A guide to craft chocolate - part 2
In the second part of his guide to craft chocolate, Phil Wain looks at process and sourcing
The Craft Process –Bean to Bar
Specialty chocolate, craft beer and bean to bar chocolate all arose as a reaction against the industrialised process of manufacture. Chocolate growing and processing has many commonalities with coffee and, just as the best coffee roasters avoid flavourings, dark roasts that mask flavours, and use only fresh natural coffee, bean to bar makers avoid industrial processes that mask flavours or damage the nutritional value (yes, chocolate is good for you).
Ama Uzowuru of Lucocoa again: “We have a well-established concept of what chocolate should taste like in the UK and the problem is that it's a myth! What we're used to eating from some of our biggest brands in the UK is over roasted badly made chocolate and quality wise it’s pretty hit and miss which leaves us thinking that dark chocolate is supposed to taste bitter, milk chocolate is far too sweet and white chocolate isn't chocolate at all.”

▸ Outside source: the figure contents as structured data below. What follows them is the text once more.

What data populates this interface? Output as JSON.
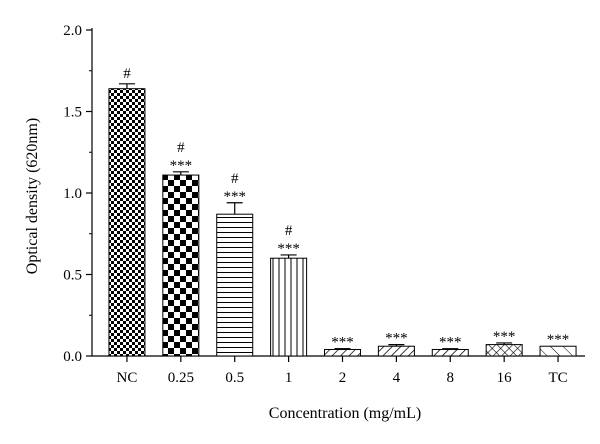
{
  "chart_data": {
    "type": "bar",
    "title": "",
    "xlabel": "Concentration (mg/mL)",
    "ylabel": "Optical density (620nm)",
    "ylim": [
      0,
      2.0
    ],
    "yticks": [
      "0.0",
      "0.5",
      "1.0",
      "1.5",
      "2.0"
    ],
    "grid": false,
    "categories": [
      "NC",
      "0.25",
      "0.5",
      "1",
      "2",
      "4",
      "8",
      "16",
      "TC"
    ],
    "values": [
      1.64,
      1.11,
      0.87,
      0.6,
      0.04,
      0.06,
      0.04,
      0.07,
      0.06
    ],
    "errors": [
      0.03,
      0.02,
      0.07,
      0.02,
      0.005,
      0.01,
      0.005,
      0.01,
      0.0
    ],
    "patterns": [
      "fine-check",
      "checker",
      "hlines",
      "vlines",
      "diag",
      "diag",
      "diag",
      "crosshatch",
      "diag-wide"
    ],
    "annotations": [
      [
        "#"
      ],
      [
        "#",
        "***"
      ],
      [
        "#",
        "***"
      ],
      [
        "#",
        "***"
      ],
      [
        "***"
      ],
      [
        "***"
      ],
      [
        "***"
      ],
      [
        "***"
      ],
      [
        "***"
      ]
    ]
  }
}
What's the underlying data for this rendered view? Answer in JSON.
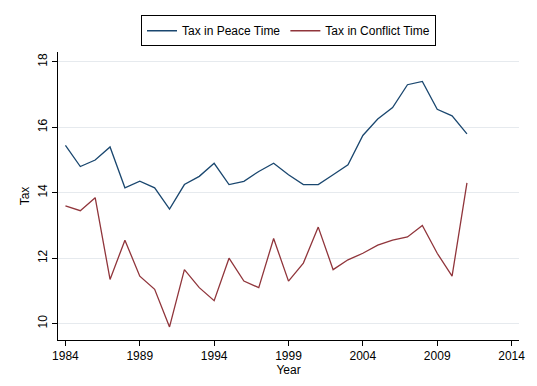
{
  "chart_data": {
    "type": "line",
    "x_label": "Year",
    "y_label": "Tax",
    "x": [
      1984,
      1985,
      1986,
      1987,
      1988,
      1989,
      1990,
      1991,
      1992,
      1993,
      1994,
      1995,
      1996,
      1997,
      1998,
      1999,
      2000,
      2001,
      2002,
      2003,
      2004,
      2005,
      2006,
      2007,
      2008,
      2009,
      2010,
      2011
    ],
    "series": [
      {
        "name": "Tax in Peace Time",
        "color": "#1a476f",
        "values": [
          15.45,
          14.8,
          15.0,
          15.4,
          14.15,
          14.35,
          14.15,
          13.5,
          14.25,
          14.5,
          14.9,
          14.25,
          14.35,
          14.65,
          14.9,
          14.55,
          14.25,
          14.25,
          14.55,
          14.85,
          15.75,
          16.25,
          16.6,
          17.3,
          17.4,
          16.55,
          16.35,
          15.8
        ]
      },
      {
        "name": "Tax in Conflict Time",
        "color": "#90353b",
        "values": [
          13.6,
          13.45,
          13.85,
          11.35,
          12.55,
          11.45,
          11.05,
          9.9,
          11.65,
          11.1,
          10.7,
          12.0,
          11.3,
          11.1,
          12.6,
          11.3,
          11.85,
          12.95,
          11.65,
          11.95,
          12.15,
          12.4,
          12.55,
          12.65,
          13.0,
          12.15,
          11.45,
          14.3
        ]
      }
    ],
    "xlim": [
      1983.5,
      2014.5
    ],
    "xticks": [
      1984,
      1989,
      1994,
      1999,
      2004,
      2009,
      2014
    ],
    "ylim": [
      9.5,
      18.3
    ],
    "yticks": [
      10,
      12,
      14,
      16,
      18
    ],
    "grid": true,
    "legend": "top"
  }
}
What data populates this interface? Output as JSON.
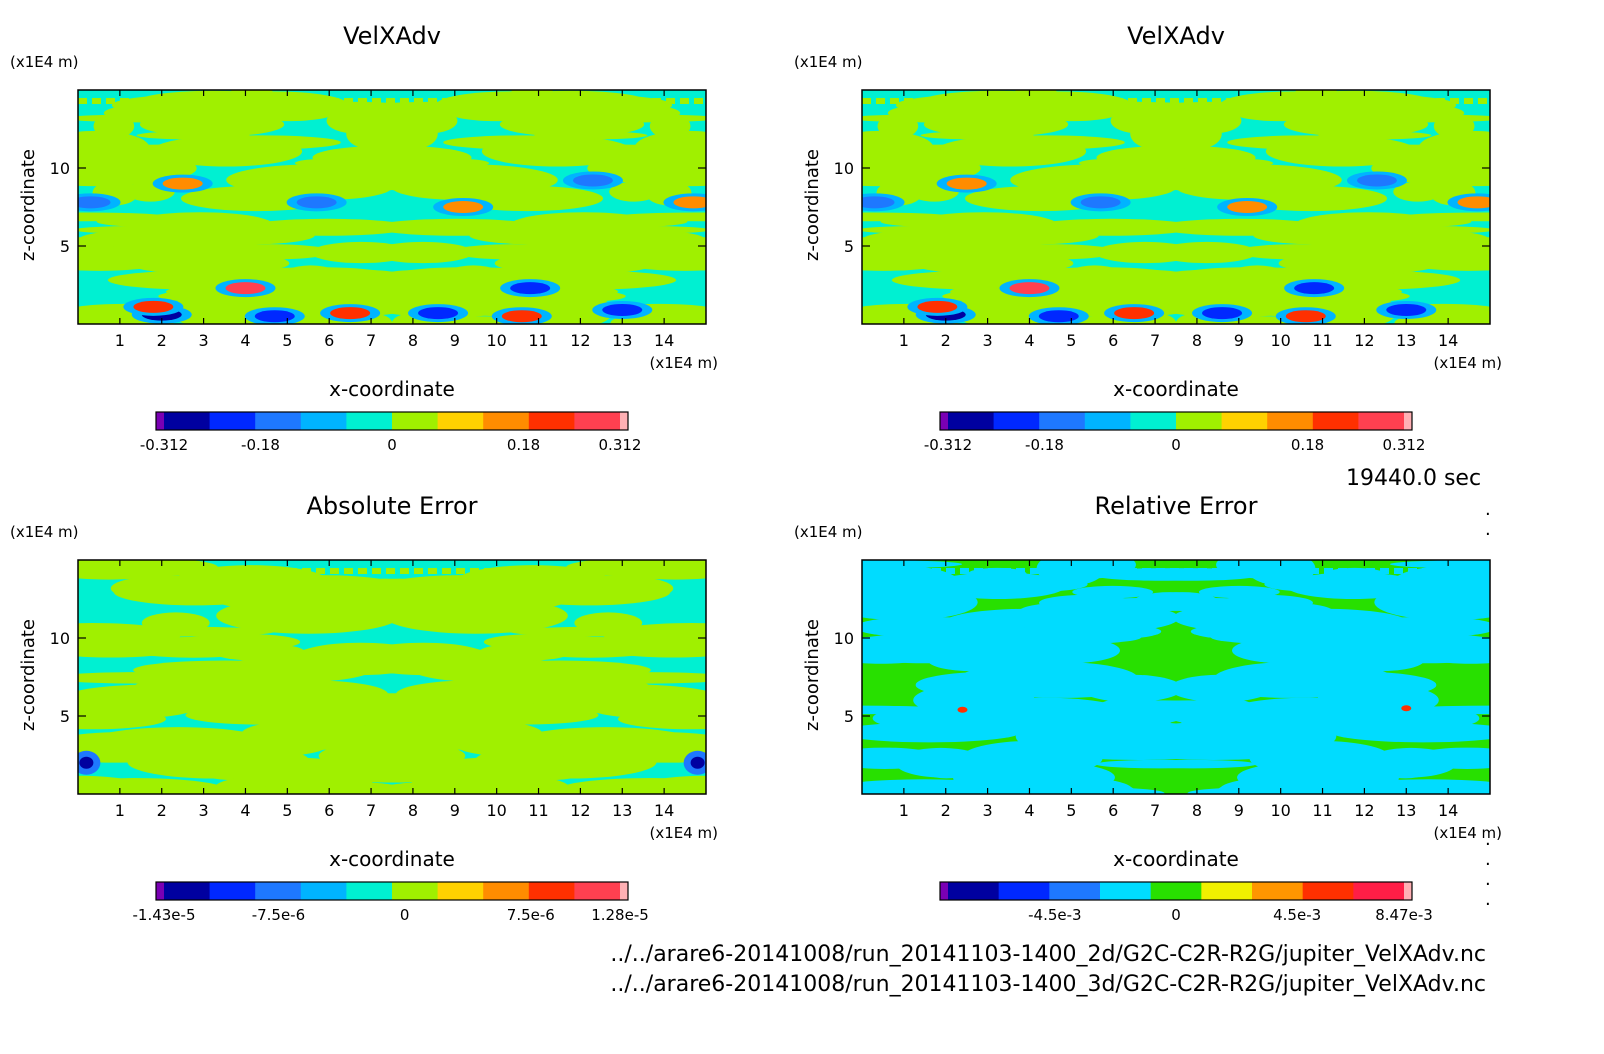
{
  "timestamp": "19440.0 sec",
  "footer_lines": [
    "../../arare6-20141008/run_20141103-1400_2d/G2C-C2R-R2G/jupiter_VelXAdv.nc",
    "../../arare6-20141008/run_20141103-1400_3d/G2C-C2R-R2G/jupiter_VelXAdv.nc"
  ],
  "chart_data": [
    {
      "type": "heatmap",
      "title": "VelXAdv",
      "xlabel": "x-coordinate",
      "ylabel": "z-coordinate",
      "x_unit": "(x1E4 m)",
      "y_unit": "(x1E4 m)",
      "xlim": [
        0,
        15
      ],
      "ylim": [
        0,
        15
      ],
      "x_ticks": [
        "1",
        "2",
        "3",
        "4",
        "5",
        "6",
        "7",
        "8",
        "9",
        "10",
        "11",
        "12",
        "13",
        "14"
      ],
      "y_ticks": [
        "5",
        "10"
      ],
      "colorbar": {
        "colors": [
          "#7a00b4",
          "#0000a0",
          "#0028ff",
          "#1e78ff",
          "#00b4ff",
          "#00f0d2",
          "#a0f000",
          "#ffd200",
          "#ff8c00",
          "#ff3000",
          "#ff4050",
          "#ffb0b4"
        ],
        "tick_labels": [
          "-0.312",
          "-0.18",
          "0",
          "0.18",
          "0.312"
        ],
        "range": [
          -0.312,
          0.312
        ]
      },
      "field_style": "A"
    },
    {
      "type": "heatmap",
      "title": "VelXAdv",
      "xlabel": "x-coordinate",
      "ylabel": "z-coordinate",
      "x_unit": "(x1E4 m)",
      "y_unit": "(x1E4 m)",
      "xlim": [
        0,
        15
      ],
      "ylim": [
        0,
        15
      ],
      "x_ticks": [
        "1",
        "2",
        "3",
        "4",
        "5",
        "6",
        "7",
        "8",
        "9",
        "10",
        "11",
        "12",
        "13",
        "14"
      ],
      "y_ticks": [
        "5",
        "10"
      ],
      "colorbar": {
        "colors": [
          "#7a00b4",
          "#0000a0",
          "#0028ff",
          "#1e78ff",
          "#00b4ff",
          "#00f0d2",
          "#a0f000",
          "#ffd200",
          "#ff8c00",
          "#ff3000",
          "#ff4050",
          "#ffb0b4"
        ],
        "tick_labels": [
          "-0.312",
          "-0.18",
          "0",
          "0.18",
          "0.312"
        ],
        "range": [
          -0.312,
          0.312
        ]
      },
      "field_style": "A"
    },
    {
      "type": "heatmap",
      "title": "Absolute Error",
      "xlabel": "x-coordinate",
      "ylabel": "z-coordinate",
      "x_unit": "(x1E4 m)",
      "y_unit": "(x1E4 m)",
      "xlim": [
        0,
        15
      ],
      "ylim": [
        0,
        15
      ],
      "x_ticks": [
        "1",
        "2",
        "3",
        "4",
        "5",
        "6",
        "7",
        "8",
        "9",
        "10",
        "11",
        "12",
        "13",
        "14"
      ],
      "y_ticks": [
        "5",
        "10"
      ],
      "colorbar": {
        "colors": [
          "#7a00b4",
          "#0000a0",
          "#0028ff",
          "#1e78ff",
          "#00b4ff",
          "#00f0d2",
          "#a0f000",
          "#ffd200",
          "#ff8c00",
          "#ff3000",
          "#ff4050",
          "#ffb0b4"
        ],
        "tick_labels": [
          "-1.43e-5",
          "-7.5e-6",
          "0",
          "7.5e-6",
          "1.28e-5"
        ],
        "range": [
          -1.43e-05,
          1.28e-05
        ]
      },
      "field_style": "B"
    },
    {
      "type": "heatmap",
      "title": "Relative Error",
      "xlabel": "x-coordinate",
      "ylabel": "z-coordinate",
      "x_unit": "(x1E4 m)",
      "y_unit": "(x1E4 m)",
      "xlim": [
        0,
        15
      ],
      "ylim": [
        0,
        15
      ],
      "x_ticks": [
        "1",
        "2",
        "3",
        "4",
        "5",
        "6",
        "7",
        "8",
        "9",
        "10",
        "11",
        "12",
        "13",
        "14"
      ],
      "y_ticks": [
        "5",
        "10"
      ],
      "colorbar": {
        "colors": [
          "#7a00b4",
          "#0000a0",
          "#0028ff",
          "#1e78ff",
          "#00dcff",
          "#28e000",
          "#f0f000",
          "#ff9600",
          "#ff3000",
          "#ff1e46",
          "#ffb0b4"
        ],
        "tick_labels": [
          "-4.5e-3",
          "0",
          "4.5e-3",
          "8.47e-3"
        ],
        "range": [
          -0.00847,
          0.00847
        ]
      },
      "field_style": "C"
    }
  ]
}
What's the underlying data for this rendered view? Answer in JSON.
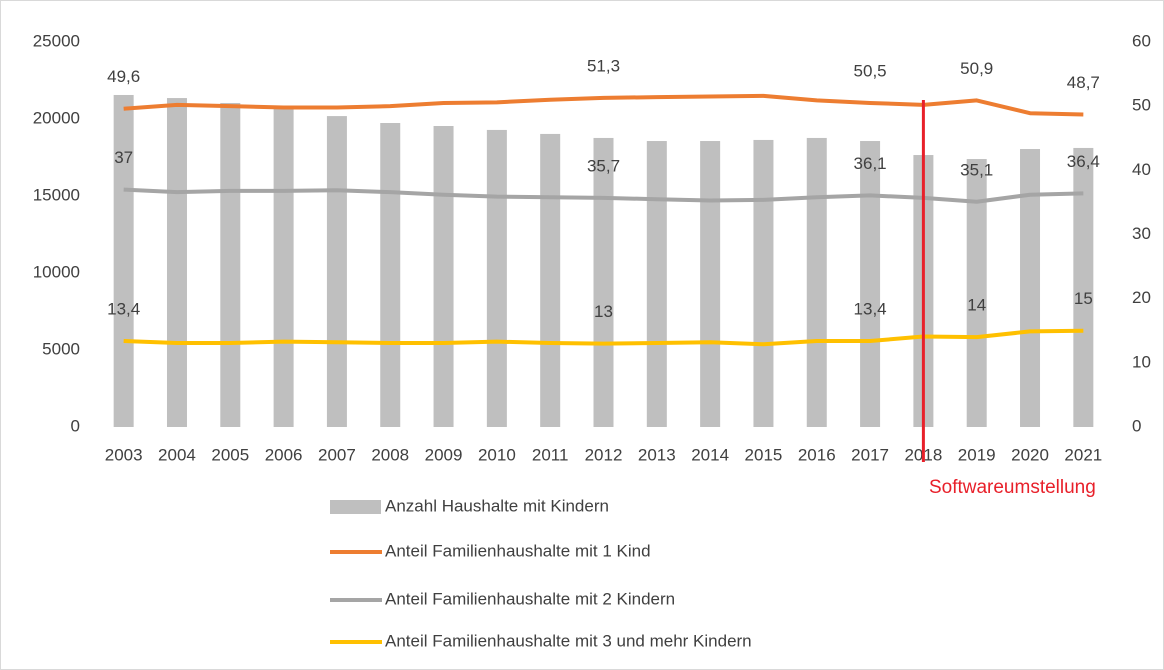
{
  "chart_data": {
    "type": "combo",
    "categories": [
      "2003",
      "2004",
      "2005",
      "2006",
      "2007",
      "2008",
      "2009",
      "2010",
      "2011",
      "2012",
      "2013",
      "2014",
      "2015",
      "2016",
      "2017",
      "2018",
      "2019",
      "2020",
      "2021"
    ],
    "ylim": [
      0,
      25000
    ],
    "yticks": [
      0,
      5000,
      10000,
      15000,
      20000,
      25000
    ],
    "y2lim": [
      0,
      60
    ],
    "y2ticks": [
      0,
      10,
      20,
      30,
      40,
      50,
      60
    ],
    "grid": false,
    "legend": "bottom",
    "series": [
      {
        "name": "Anzahl Haushalte mit Kindern",
        "type": "bar",
        "axis": "y",
        "color": "#bfbfbf",
        "values": [
          21560,
          21360,
          21040,
          20780,
          20190,
          19740,
          19545,
          19290,
          19030,
          18770,
          18570,
          18570,
          18640,
          18770,
          18570,
          17660,
          17400,
          18050,
          18120
        ]
      },
      {
        "name": "Anteil Familienhaushalte mit 1 Kind",
        "type": "line",
        "axis": "y2",
        "color": "#ed7d31",
        "values": [
          49.6,
          50.2,
          50.0,
          49.8,
          49.8,
          50.0,
          50.5,
          50.6,
          51.0,
          51.3,
          51.4,
          51.5,
          51.6,
          50.9,
          50.5,
          50.2,
          50.9,
          48.9,
          48.7
        ],
        "value_labels": [
          "49,6",
          null,
          null,
          null,
          null,
          null,
          null,
          null,
          null,
          "51,3",
          null,
          null,
          null,
          null,
          "50,5",
          null,
          "50,9",
          null,
          "48,7"
        ]
      },
      {
        "name": "Anteil Familienhaushalte mit 2 Kindern",
        "type": "line",
        "axis": "y2",
        "color": "#a5a5a5",
        "values": [
          37,
          36.6,
          36.8,
          36.8,
          36.9,
          36.6,
          36.2,
          35.9,
          35.8,
          35.7,
          35.5,
          35.3,
          35.4,
          35.8,
          36.1,
          35.7,
          35.1,
          36.2,
          36.4
        ],
        "value_labels": [
          "37",
          null,
          null,
          null,
          null,
          null,
          null,
          null,
          null,
          "35,7",
          null,
          null,
          null,
          null,
          "36,1",
          null,
          "35,1",
          null,
          "36,4"
        ]
      },
      {
        "name": "Anteil Familienhaushalte mit 3 und mehr Kindern",
        "type": "line",
        "axis": "y2",
        "color": "#ffc000",
        "values": [
          13.4,
          13.1,
          13.1,
          13.3,
          13.2,
          13.1,
          13.1,
          13.3,
          13.1,
          13.0,
          13.1,
          13.2,
          12.9,
          13.4,
          13.4,
          14.1,
          14.0,
          14.9,
          15.0
        ],
        "value_labels": [
          "13,4",
          null,
          null,
          null,
          null,
          null,
          null,
          null,
          null,
          "13",
          null,
          null,
          null,
          null,
          "13,4",
          null,
          "14",
          null,
          "15"
        ]
      }
    ],
    "annotations": [
      {
        "text": "Softwareumstellung",
        "at": "2018",
        "color": "#e8202a"
      }
    ]
  }
}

“The craft process takes days to make batches of chocolate. We tirelessly hand sort our beans and then work out what the right time and temperature is to get the best out of each origin. This delicate slow process ensures that the end result is a special chocolate bar.”
Our beloved coffee, tea and chocolate have histories steeped in colonial history and the exploitation of farmers. There’s no getting away from that. At the same time as Cadbury’s Quaker owners were rightly praised for their desire to improve British workers’ living conditions, those of West African chocolate farmers were far less pleasant. Even today, child labour and slavery is common in cocoa production in West Africa, especially the Ivory Coast. Just like commodity coffee farmers, these farmers are at the mercy of speculative markets that can make their production worthless. Much of this chocolate is imported via Belgium which (somewhat counterintuitively) now has a terrible reputation for chocolate among the craft chocolate community. That much of West Africa was planted with high yield, less flavoursome varietals is also a factor although the infamous slogan of a top Belgian chocolate produce to ‘eradicate child labour from our supply by 2025’ is telling. Many craft chocolate producers avoid West African chocolate for those reasons. However, this raises its own questions and we have been delighted to hear of some companies such as Divine’s more even-handed trade with West Africa, using fair trade to give farmers a share of profits.